Hatiku benar-benar menjadi lebih terang karena mendengar semuanya itu dari persekutuan ini, dan aku merasa kebingunganku yang sudah lama ada akhirnya terpecahkan. Ternyata Tuhan hanya melakukan pekerjaan penebusan di Zaman Kasih Karunia, bukan pekerjaan membersihkan manusia dari watak jahat mereka yang rusak. Pekerjaan penghakiman Tuhan untuk menyingkapkan kebenaran melalui inkarnasi-Nya pada akhir zaman adalah pekerjaan penyucian dan keselamatan umat manusia yang menyeluruh. Jadi, bagaimanakah Tuhan sebenarnya menyucikan dan mengubah manusia serta sepenuhnya menyelamatkan mereka? Aku sangat ingin mengetahui jawaban terhadap pertanyaan ini, sehingga aku tidak sabar untuk bertanya: “Aku mengerti apa yang baru saja Anda katakan, dan kini aku tahu bahwa kita hanya bisa memperoleh penyucian melalui Tuhan yang kembali untuk melakukan tahapan pekerjaan penghakiman. Inilah yang sudah kurindukan selama beberapa waktu. Yang benar-benar ingin kuketahui sekarang adalah bagaimana Tuhan Yang Mahakuasa melakukan pekerjaan penghakiman-Nya untuk menyucikan dan menyelamatkan manusia? Tolong sampaikan persekutuan Anda.”

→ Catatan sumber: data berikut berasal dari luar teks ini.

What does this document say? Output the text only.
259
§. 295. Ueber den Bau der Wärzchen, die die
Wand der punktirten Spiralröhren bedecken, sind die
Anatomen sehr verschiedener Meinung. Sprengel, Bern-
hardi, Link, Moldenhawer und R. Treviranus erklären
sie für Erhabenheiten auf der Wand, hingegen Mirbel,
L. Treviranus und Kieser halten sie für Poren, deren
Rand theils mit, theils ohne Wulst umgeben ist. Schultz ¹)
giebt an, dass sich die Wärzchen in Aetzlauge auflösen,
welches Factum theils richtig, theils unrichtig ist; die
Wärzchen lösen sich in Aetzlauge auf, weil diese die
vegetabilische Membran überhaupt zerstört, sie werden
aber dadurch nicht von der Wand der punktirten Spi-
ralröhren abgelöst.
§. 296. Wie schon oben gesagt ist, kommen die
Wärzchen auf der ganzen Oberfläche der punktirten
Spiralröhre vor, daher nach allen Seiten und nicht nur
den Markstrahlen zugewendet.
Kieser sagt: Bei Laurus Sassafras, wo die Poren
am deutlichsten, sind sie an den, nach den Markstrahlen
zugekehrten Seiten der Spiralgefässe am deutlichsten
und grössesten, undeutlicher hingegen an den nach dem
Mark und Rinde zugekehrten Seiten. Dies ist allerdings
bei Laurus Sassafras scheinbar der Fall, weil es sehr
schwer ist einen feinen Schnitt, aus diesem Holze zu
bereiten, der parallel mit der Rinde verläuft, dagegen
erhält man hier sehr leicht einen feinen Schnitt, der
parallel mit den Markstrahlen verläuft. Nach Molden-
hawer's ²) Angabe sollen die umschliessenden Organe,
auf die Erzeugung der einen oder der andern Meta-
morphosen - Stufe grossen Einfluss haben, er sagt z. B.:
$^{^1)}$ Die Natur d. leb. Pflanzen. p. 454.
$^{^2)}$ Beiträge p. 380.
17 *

Saudari Su melanjutkan: “Pertanyaan bagaimana Tuhan Yang Mahakuasa melakukan pekerjaan penghakiman-Nya untuk mentahirkan dan menyelamatkan manusia sangat penting bagi siapa pun yang ingin mencapai perubahan dan penyucian. Firman Tuhan Yang Mahakuasa memberikan kejelasan yang khusus mengenai aspek kebenaran ini. Aku akan mengirimkannya kepadamu. Saudara, silakan membacanya!”

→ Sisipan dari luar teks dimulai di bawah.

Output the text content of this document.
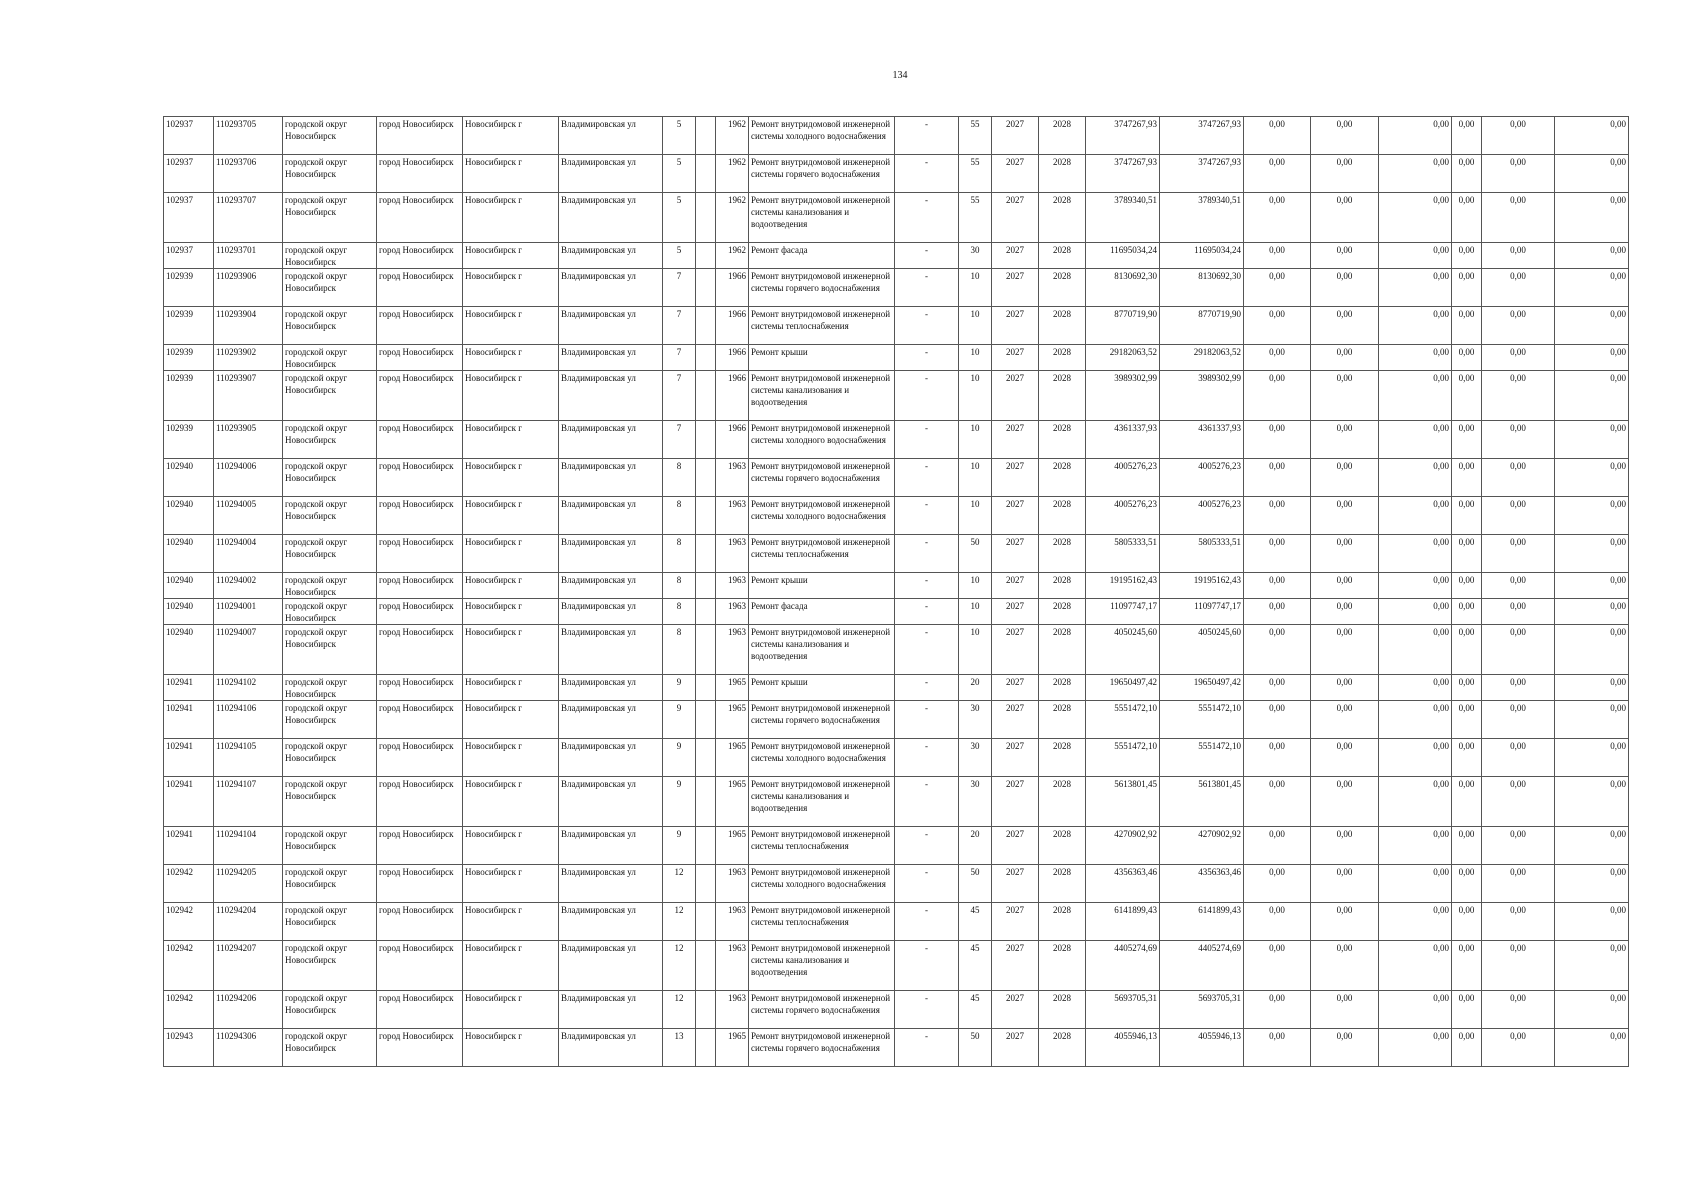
134
102937	110293705	городской округ Новосибирск	город Новосибирск	Новосибирск г	Владимировская ул	5		1962	Ремонт внутридомовой инженерной системы холодного водоснабжения	-	55	2027	2028	3747267,93	3747267,93	0,00	0,00	0,00	0,00	0,00	0,00
102937	110293706	городской округ Новосибирск	город Новосибирск	Новосибирск г	Владимировская ул	5		1962	Ремонт внутридомовой инженерной системы горячего водоснабжения	-	55	2027	2028	3747267,93	3747267,93	0,00	0,00	0,00	0,00	0,00	0,00
102937	110293707	городской округ Новосибирск	город Новосибирск	Новосибирск г	Владимировская ул	5		1962	Ремонт внутридомовой инженерной системы канализования и водоотведения	-	55	2027	2028	3789340,51	3789340,51	0,00	0,00	0,00	0,00	0,00	0,00
102937	110293701	городской округ Новосибирск	город Новосибирск	Новосибирск г	Владимировская ул	5		1962	Ремонт фасада	-	30	2027	2028	11695034,24	11695034,24	0,00	0,00	0,00	0,00	0,00	0,00
102939	110293906	городской округ Новосибирск	город Новосибирск	Новосибирск г	Владимировская ул	7		1966	Ремонт внутридомовой инженерной системы горячего водоснабжения	-	10	2027	2028	8130692,30	8130692,30	0,00	0,00	0,00	0,00	0,00	0,00
102939	110293904	городской округ Новосибирск	город Новосибирск	Новосибирск г	Владимировская ул	7		1966	Ремонт внутридомовой инженерной системы теплоснабжения	-	10	2027	2028	8770719,90	8770719,90	0,00	0,00	0,00	0,00	0,00	0,00
102939	110293902	городской округ Новосибирск	город Новосибирск	Новосибирск г	Владимировская ул	7		1966	Ремонт крыши	-	10	2027	2028	29182063,52	29182063,52	0,00	0,00	0,00	0,00	0,00	0,00
102939	110293907	городской округ Новосибирск	город Новосибирск	Новосибирск г	Владимировская ул	7		1966	Ремонт внутридомовой инженерной системы канализования и водоотведения	-	10	2027	2028	3989302,99	3989302,99	0,00	0,00	0,00	0,00	0,00	0,00
102939	110293905	городской округ Новосибирск	город Новосибирск	Новосибирск г	Владимировская ул	7		1966	Ремонт внутридомовой инженерной системы холодного водоснабжения	-	10	2027	2028	4361337,93	4361337,93	0,00	0,00	0,00	0,00	0,00	0,00
102940	110294006	городской округ Новосибирск	город Новосибирск	Новосибирск г	Владимировская ул	8		1963	Ремонт внутридомовой инженерной системы горячего водоснабжения	-	10	2027	2028	4005276,23	4005276,23	0,00	0,00	0,00	0,00	0,00	0,00
102940	110294005	городской округ Новосибирск	город Новосибирск	Новосибирск г	Владимировская ул	8		1963	Ремонт внутридомовой инженерной системы холодного водоснабжения	-	10	2027	2028	4005276,23	4005276,23	0,00	0,00	0,00	0,00	0,00	0,00
102940	110294004	городской округ Новосибирск	город Новосибирск	Новосибирск г	Владимировская ул	8		1963	Ремонт внутридомовой инженерной системы теплоснабжения	-	50	2027	2028	5805333,51	5805333,51	0,00	0,00	0,00	0,00	0,00	0,00
102940	110294002	городской округ Новосибирск	город Новосибирск	Новосибирск г	Владимировская ул	8		1963	Ремонт крыши	-	10	2027	2028	19195162,43	19195162,43	0,00	0,00	0,00	0,00	0,00	0,00
102940	110294001	городской округ Новосибирск	город Новосибирск	Новосибирск г	Владимировская ул	8		1963	Ремонт фасада	-	10	2027	2028	11097747,17	11097747,17	0,00	0,00	0,00	0,00	0,00	0,00
102940	110294007	городской округ Новосибирск	город Новосибирск	Новосибирск г	Владимировская ул	8		1963	Ремонт внутридомовой инженерной системы канализования и водоотведения	-	10	2027	2028	4050245,60	4050245,60	0,00	0,00	0,00	0,00	0,00	0,00
102941	110294102	городской округ Новосибирск	город Новосибирск	Новосибирск г	Владимировская ул	9		1965	Ремонт крыши	-	20	2027	2028	19650497,42	19650497,42	0,00	0,00	0,00	0,00	0,00	0,00
102941	110294106	городской округ Новосибирск	город Новосибирск	Новосибирск г	Владимировская ул	9		1965	Ремонт внутридомовой инженерной системы горячего водоснабжения	-	30	2027	2028	5551472,10	5551472,10	0,00	0,00	0,00	0,00	0,00	0,00
102941	110294105	городской округ Новосибирск	город Новосибирск	Новосибирск г	Владимировская ул	9		1965	Ремонт внутридомовой инженерной системы холодного водоснабжения	-	30	2027	2028	5551472,10	5551472,10	0,00	0,00	0,00	0,00	0,00	0,00
102941	110294107	городской округ Новосибирск	город Новосибирск	Новосибирск г	Владимировская ул	9		1965	Ремонт внутридомовой инженерной системы канализования и водоотведения	-	30	2027	2028	5613801,45	5613801,45	0,00	0,00	0,00	0,00	0,00	0,00
102941	110294104	городской округ Новосибирск	город Новосибирск	Новосибирск г	Владимировская ул	9		1965	Ремонт внутридомовой инженерной системы теплоснабжения	-	20	2027	2028	4270902,92	4270902,92	0,00	0,00	0,00	0,00	0,00	0,00
102942	110294205	городской округ Новосибирск	город Новосибирск	Новосибирск г	Владимировская ул	12		1963	Ремонт внутридомовой инженерной системы холодного водоснабжения	-	50	2027	2028	4356363,46	4356363,46	0,00	0,00	0,00	0,00	0,00	0,00
102942	110294204	городской округ Новосибирск	город Новосибирск	Новосибирск г	Владимировская ул	12		1963	Ремонт внутридомовой инженерной системы теплоснабжения	-	45	2027	2028	6141899,43	6141899,43	0,00	0,00	0,00	0,00	0,00	0,00
102942	110294207	городской округ Новосибирск	город Новосибирск	Новосибирск г	Владимировская ул	12		1963	Ремонт внутридомовой инженерной системы канализования и водоотведения	-	45	2027	2028	4405274,69	4405274,69	0,00	0,00	0,00	0,00	0,00	0,00
102942	110294206	городской округ Новосибирск	город Новосибирск	Новосибирск г	Владимировская ул	12		1963	Ремонт внутридомовой инженерной системы горячего водоснабжения	-	45	2027	2028	5693705,31	5693705,31	0,00	0,00	0,00	0,00	0,00	0,00
102943	110294306	городской округ Новосибирск	город Новосибирск	Новосибирск г	Владимировская ул	13		1965	Ремонт внутридомовой инженерной системы горячего водоснабжения	-	50	2027	2028	4055946,13	4055946,13	0,00	0,00	0,00	0,00	0,00	0,00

Dengan girang, aku membaca firman Tuhan Yang Mahakuasa: “Di akhir zaman, Kristus menggunakan berbagai kebenaran untuk mengajar manusia, mengungkapkan hakikat manusia, dan membedah kata-kata dan perbuatan-perbuatannya. Firman ini terdiri dari berbagai kebenaran, seperti tugas-tugas manusia, bagaimana manusia harus menaati Tuhan, bagaimana setia kepada Tuhan, bagaimana hidup dalam kemanusiaan yang normal, serta hikmat dan watak Tuhan, dan lain-lain. Firman ini semuanya ditujukan pada hakikat manusia dan wataknya yang rusak. Secara khusus, firman yang mengungkapkan bagaimana manusia menolak Tuhan diucapkan karena manusia merupakan perwujudan Iblis dan kekuatan musuh yang melawan Tuhan. Dalam melaksanakan pekerjaan penghakiman-Nya, Tuhan bukannya begitu saja menjelaskan tentang sifat manusia hanya dengan beberapa kata. Dia menyingkapkannya, menanganinya, dan memangkasnya sekian lama. Cara-cara penyingkapan, penanganan, dan pemangkasan ini tidak bisa digantikan dengan kata-kata biasa, tetapi dengan kebenaran yang tidak dimiliki oleh manusia sama sekali. Hanya cara-cara seperti ini yang dianggap penghakiman, hanya melalui penghakiman jenis ini manusia bisa ditundukkan dan diyakinkan sepenuhnya untuk tunduk kepada Tuhan, dan bahkan memperoleh pengenalan yang sejati akan Tuhan. Tujuan pekerjaan penghakiman agar manusia mengetahui wajah Tuhan yang sejati dan kebenaran tentang pemberontakannya sendiri. Pekerjaan penghakiman memungkinkan manusia untuk mendapatkan banyak pemahaman akan kehendak Tuhan, tujuan pekerjaan Tuhan, dan misteri-misteri yang tidak dapat dipahami manusia. Pekerjaan ini juga memungkinkan manusia untuk mengenali dan mengetahui hakikatnya yang rusak dan akar dari kerusakannya, dan juga mengungkapkan keburukan manusia. Semua hasil ini dicapai melalui pekerjaan penghakiman, karena substansi pekerjaan ini adalah pekerjaan membukakan kebenaran, jalan, dan hidup Tuhan kepada semua orang yang beriman kepada-Nya. Pekerjaan ini adalah pekerjaan penghakiman yang dilakukan oleh Tuhan” (“Kristus Melakukan Pekerjaan Penghakiman dengan Kebenaran” dalam “Firman Menampakkan Diri dalam Rupa Manusia”).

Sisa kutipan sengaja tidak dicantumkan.